George W. Bush: Winning Battles But Losing
the War
Huffington Post
John Zogby
December 29, 2005
When George W. Bush took the oath of office in January 2001 he began his
presidency with a strategy that defied history. In short, together with his
closest advisor and strategic architect, Karl Rove, this new president, elected
with less than half the popular vote, would not seek to build a governing a
majority based on moving to the political center to attract moderate
voters.
Instead, he would work overtime to shore up his conservative base and try to
attract additional values voters who did not turn out to vote in the 2000
election.
The strategy seemed strange from the outset. He appeared in many ways
purposely going out of his way to alienate those very voters who comprise the
"vital center" whose support is traditionally viewed as essential for effective
governing. So the early Bush administration rescinded environmental orders by
his predecessor that regulated arsenic levels in drinking water and carbon
dioxide emissions in the air. He withheld money earmarked for non-government
organizations which advocated the use of contraception for poor women. His
Vice-President held secret meetings with energy companies in developing an
agenda and oil-company friendly energy policy.
By September 2001, this president who came to office with 48% of the vote
stood with a 49% positive job rating and a 50% negative rating.
The events of September 11 changed things. Mr. Bush, who rose to the
occasion with genuine concern and appropriate toughness, saw his polling
numbers soar to the high eighties in polls, even higher in the polls of others.

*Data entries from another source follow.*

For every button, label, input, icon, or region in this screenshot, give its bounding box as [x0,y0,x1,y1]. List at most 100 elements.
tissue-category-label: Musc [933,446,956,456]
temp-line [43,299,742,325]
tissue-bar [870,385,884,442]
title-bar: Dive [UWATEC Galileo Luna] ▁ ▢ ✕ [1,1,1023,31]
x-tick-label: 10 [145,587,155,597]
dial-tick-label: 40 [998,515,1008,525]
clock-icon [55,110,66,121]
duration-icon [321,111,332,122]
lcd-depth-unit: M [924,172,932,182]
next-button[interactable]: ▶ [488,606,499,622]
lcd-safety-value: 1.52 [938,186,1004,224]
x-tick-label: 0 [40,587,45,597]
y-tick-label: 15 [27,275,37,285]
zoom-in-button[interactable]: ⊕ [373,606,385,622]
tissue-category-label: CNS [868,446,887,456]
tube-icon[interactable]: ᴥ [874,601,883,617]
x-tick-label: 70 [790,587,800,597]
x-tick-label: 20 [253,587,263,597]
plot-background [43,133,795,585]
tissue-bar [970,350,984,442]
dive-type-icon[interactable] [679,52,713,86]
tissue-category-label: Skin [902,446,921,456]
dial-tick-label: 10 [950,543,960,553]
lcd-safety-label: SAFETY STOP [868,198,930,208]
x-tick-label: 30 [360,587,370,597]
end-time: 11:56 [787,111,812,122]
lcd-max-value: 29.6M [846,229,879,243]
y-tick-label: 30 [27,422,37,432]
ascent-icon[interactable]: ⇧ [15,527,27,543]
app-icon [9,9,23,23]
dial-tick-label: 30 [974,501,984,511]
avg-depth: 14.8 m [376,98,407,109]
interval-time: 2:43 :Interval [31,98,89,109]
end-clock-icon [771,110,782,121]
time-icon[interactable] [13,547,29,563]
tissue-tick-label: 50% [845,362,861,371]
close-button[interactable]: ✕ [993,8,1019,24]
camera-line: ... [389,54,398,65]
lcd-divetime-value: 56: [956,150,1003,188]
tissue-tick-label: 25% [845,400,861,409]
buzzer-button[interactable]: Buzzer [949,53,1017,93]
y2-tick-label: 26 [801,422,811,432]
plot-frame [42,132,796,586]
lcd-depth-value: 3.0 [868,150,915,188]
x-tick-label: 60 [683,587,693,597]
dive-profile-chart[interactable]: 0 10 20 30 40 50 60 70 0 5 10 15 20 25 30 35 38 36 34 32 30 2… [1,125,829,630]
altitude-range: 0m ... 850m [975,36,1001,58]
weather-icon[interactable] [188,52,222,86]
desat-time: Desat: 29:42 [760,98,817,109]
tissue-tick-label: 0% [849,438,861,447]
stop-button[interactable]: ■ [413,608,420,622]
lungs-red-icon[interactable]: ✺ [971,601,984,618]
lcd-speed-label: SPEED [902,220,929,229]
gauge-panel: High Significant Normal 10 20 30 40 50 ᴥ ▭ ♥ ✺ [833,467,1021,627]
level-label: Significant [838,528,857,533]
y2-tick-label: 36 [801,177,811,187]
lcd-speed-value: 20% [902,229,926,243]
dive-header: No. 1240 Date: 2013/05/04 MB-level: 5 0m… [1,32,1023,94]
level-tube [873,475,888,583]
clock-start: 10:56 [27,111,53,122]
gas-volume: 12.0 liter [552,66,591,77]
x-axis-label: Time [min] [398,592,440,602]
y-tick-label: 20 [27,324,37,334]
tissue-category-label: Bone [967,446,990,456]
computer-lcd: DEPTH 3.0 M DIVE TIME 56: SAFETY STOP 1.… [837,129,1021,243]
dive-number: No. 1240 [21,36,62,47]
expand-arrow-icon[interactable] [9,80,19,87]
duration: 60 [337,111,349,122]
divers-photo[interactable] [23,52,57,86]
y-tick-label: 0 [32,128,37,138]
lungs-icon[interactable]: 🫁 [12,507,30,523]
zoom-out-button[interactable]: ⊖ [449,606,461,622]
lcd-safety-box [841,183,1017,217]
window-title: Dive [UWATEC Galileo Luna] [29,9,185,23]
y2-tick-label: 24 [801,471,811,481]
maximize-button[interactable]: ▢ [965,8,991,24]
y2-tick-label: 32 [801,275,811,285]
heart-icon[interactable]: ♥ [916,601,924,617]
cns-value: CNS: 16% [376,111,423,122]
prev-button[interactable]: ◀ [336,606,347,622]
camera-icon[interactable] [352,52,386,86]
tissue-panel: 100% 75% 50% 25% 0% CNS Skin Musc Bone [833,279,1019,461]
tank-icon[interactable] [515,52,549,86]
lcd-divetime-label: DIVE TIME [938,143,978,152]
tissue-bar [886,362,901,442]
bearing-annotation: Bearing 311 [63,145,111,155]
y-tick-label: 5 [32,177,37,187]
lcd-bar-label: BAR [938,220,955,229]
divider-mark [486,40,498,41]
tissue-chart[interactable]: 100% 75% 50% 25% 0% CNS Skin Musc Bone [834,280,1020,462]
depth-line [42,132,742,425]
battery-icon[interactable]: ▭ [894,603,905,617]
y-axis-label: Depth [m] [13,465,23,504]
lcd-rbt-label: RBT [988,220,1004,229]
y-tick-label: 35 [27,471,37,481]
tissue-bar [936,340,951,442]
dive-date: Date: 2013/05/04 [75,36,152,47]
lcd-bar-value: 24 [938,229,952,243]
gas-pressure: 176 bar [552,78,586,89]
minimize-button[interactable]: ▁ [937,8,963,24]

But again, he refused to spend this considerable political capital in building
a genuine governing majority. In effect, his presidency could most aptly be
likened to a metaphor of a bouncing rubber ball, which receives its highest
(and longest lasting) bounce initially, with each subsequent bounce decreasing
in height and longevity.
By the onset of bombing of Baghdad, the president's number were only in the
mid-fifties but rose again in the early days of "shock and awe" to 69%. But by
the end of May, he was back down to 50% and would stay there for six
months.
With the December 15, 2003 capture of Saddam Hussein, Mr. Bush would get
another bump to the mid-fifties, but then again would slip back down to the
high forties, low fifties.
Fortunately, his Democratic opponent, John Kerry, would never rise beyond
48% support in the polls. In re-examining Mr. Kerry's support levels throughout
2004, they resemble the EKG of a dead man – 48% in March, 48% before the
Democratic National Convention in July, 48% after the convention, 48% by Labor
Day, and 48% on election day. A straight line from beginning to end. Kerry
never bonded with his constituency or moderates who were looking for an end of
the war in Iraq. He never gave them either a plan for ending the war nor a
compelling persona to which they could relate.
Mr. Bush won with 50.8% of the vote on the same day that majorities gave him
a negative job performance rating, said he did not deserve to be re-elected,
and saw the country headed on the wrong track. The victory was an historical
anomaly, though Messrs. Bush and Rove did indeed get an additional number of
rural and conservative voters out to the polls.
Ironically, Mr. Bush wanted his presidency to be all about the war in Iraq.
Aside from his motives for going to war, the popularity of his position in
fighting the war on terrorism was seen as pulling up the increasingly negative
numbers who support the war in Iraq. Linking the two would serve the president
well.
Instead, the opposite has occurred. The unpopularity of the war in Iraq not
only is dragging the public's support for this president's fight in the war on
terrorism – now only in the high forties where it was 64% when he was
re-elected – but is also causing a drag on everything the President says
and does. Mr. Bush is no longer seen as truthful and, and in a public mood that
can best be seen as throwing the baby out with the bath water, the public is
piling it on, giving the president low marks in every category we have tested
– the war, foreign policy, the economy, health care, protecting social
security, and even gas prices (which the public understands is something a
president cannot control).
And in our recent year end poll, we find that the president not only gets
low marks from Democrats (11%) and Independents (24%), but has now lost support
from key groups he needed in his re-election: married voters, gun owners,
investors, Catholics, and voters in the so-called Red States (those that he
carried in 2004). In fact, Mr. Bush gets only a 52% positive rating among
Born-Again Christians and only 71% among conservative, much lower numbers than
he needed to win and needs to govern effectively.
Polls taken near the end of the year show an improvement for Mr. Bush, but
the uptick reflects only that he is regaining the support from a portion of his
political base that had been disenchanted.
Barring anything unforeseen, this president will most likely not see the
positive side of 50% again. He banked his presidency and his political capital
on the war in Iraq and is now at the mercy of things on the ground that are
beyond his control.
In short, Mr. Bush appears to have won many political battles along the way,
but he may end up losing the war, both figuratively and literally, as his
presidency behaves like that rubber ball which, at the mercy of gravity,
eventually, inevitably runs out of bounces and rolls down the gutter.